Once again, in the interest of simplicity, let’s use rules of thumb to come up with a good guess, which is no more than the fancy software actually gives you.

  1. Estimate your first-year retirement spending, perhaps using the shortcuts we discussed in the previous lesson (such as tripling the estimated rent or mortgage payment in your target retirement neighborhood).
  2. Subtract your estimated Social Security benefits, as well as other expected periodic payments, if any.
  3. Determine the purchase price of an immediate annuity that guarantees payments of your remaining spending needs for life, perhaps using the calculator at Immediate Annuities. (I am NOT telling you to buy immediate annuities: we’re just using this to help us do our calculation.)

Before you complain that I’m ignoring inflation, let me assure you that we’ll get to that in a moment. For now, though, let’s try an example.

Let’s say a 70-year-old widow wants to retire in sunny Tampa, Florida. Using this calculator, she estimates the cost of a one-bedroom apartment at $706 per month, as it was when I looked up this example. Tripling it, she estimates her total monthly spending will be $2,118. She knows her current monthly Social Security benefits, but we’ll use the average, which was $1,111 at the time I wrote this example, according to Social Security’s monthly statistical snapshot. That leaves a deficit of $1,007 per month.
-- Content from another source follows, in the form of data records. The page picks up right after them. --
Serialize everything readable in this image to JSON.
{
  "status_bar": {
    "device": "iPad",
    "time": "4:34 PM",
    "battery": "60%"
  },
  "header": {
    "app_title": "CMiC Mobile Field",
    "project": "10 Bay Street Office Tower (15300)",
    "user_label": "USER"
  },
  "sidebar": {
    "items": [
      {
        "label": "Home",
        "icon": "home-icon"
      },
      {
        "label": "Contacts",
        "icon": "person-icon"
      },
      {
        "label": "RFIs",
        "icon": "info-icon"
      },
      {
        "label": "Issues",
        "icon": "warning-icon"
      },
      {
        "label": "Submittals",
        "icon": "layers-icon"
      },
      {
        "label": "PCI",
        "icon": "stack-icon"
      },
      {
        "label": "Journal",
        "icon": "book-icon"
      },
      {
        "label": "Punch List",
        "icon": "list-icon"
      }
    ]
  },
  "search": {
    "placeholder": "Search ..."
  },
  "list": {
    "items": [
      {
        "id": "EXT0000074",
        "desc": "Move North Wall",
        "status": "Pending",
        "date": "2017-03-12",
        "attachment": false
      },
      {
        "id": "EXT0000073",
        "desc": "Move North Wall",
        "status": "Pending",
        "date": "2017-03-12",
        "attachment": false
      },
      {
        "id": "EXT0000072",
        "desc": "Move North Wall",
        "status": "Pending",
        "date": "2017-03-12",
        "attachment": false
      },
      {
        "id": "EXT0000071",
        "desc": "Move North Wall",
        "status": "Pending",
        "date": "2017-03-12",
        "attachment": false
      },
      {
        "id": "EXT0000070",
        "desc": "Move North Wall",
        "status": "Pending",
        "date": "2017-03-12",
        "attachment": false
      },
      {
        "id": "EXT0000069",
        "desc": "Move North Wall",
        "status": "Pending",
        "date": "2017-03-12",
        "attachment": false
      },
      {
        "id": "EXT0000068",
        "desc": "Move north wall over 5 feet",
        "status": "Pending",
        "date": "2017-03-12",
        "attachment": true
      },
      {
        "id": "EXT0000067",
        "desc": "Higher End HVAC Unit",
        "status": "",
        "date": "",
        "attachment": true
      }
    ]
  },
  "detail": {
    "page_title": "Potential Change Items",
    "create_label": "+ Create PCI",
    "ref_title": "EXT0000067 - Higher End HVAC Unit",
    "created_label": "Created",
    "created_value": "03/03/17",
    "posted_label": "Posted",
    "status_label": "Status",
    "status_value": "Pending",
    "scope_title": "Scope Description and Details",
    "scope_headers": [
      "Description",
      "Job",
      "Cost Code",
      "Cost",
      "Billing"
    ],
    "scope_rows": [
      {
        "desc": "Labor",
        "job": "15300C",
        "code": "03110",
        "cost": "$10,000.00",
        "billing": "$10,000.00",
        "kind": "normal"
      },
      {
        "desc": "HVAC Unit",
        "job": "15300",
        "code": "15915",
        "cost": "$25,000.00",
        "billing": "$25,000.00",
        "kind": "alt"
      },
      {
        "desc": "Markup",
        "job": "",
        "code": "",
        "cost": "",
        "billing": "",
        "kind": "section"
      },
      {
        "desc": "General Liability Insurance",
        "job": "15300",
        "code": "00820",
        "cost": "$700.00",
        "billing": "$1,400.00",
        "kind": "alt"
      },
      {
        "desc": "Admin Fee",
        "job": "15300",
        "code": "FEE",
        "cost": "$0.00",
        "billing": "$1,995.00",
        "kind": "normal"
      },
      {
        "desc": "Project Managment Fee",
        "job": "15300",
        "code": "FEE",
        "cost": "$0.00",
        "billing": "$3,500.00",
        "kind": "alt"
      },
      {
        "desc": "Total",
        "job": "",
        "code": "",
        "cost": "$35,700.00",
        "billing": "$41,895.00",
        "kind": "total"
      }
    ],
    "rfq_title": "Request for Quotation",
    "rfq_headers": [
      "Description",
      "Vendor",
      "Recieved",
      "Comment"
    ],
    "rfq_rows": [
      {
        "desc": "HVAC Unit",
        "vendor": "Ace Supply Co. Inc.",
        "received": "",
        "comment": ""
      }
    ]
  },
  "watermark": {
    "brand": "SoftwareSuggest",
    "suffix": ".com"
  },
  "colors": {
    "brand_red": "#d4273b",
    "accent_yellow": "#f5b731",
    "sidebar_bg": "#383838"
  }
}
Plugging that number into the calculator at Immediate Annuities resulted in an estimated purchase price of $154,183. Not too bad: no inheritance for the kids, but they don’t have to worry about Mom paying the bills.

Before discussing inflation, let’s aim higher. A married couple, both aged 65, want to live out their years in a comfortable three-bedroom, single-family home in San Diego, California. With the cost of such a home averaging $1,989 per month, their estimated total spending comes to $5,967. Again, they’ll know their actual Social Security benefits, but we’ll take the average for retired workers of $1,180 and for spouses of $582, for a total of $1,762 per month. That leaves a gap of $4,205 per month. The cost of an annuity that will last until they’ve both died should be approximately $801,912.

But what about inflation? In fact, the above amounts should be sufficient to buy an annuity that will, over time, grow to cover increases in the cost of living. How? Stay tuned for our next gripping installment.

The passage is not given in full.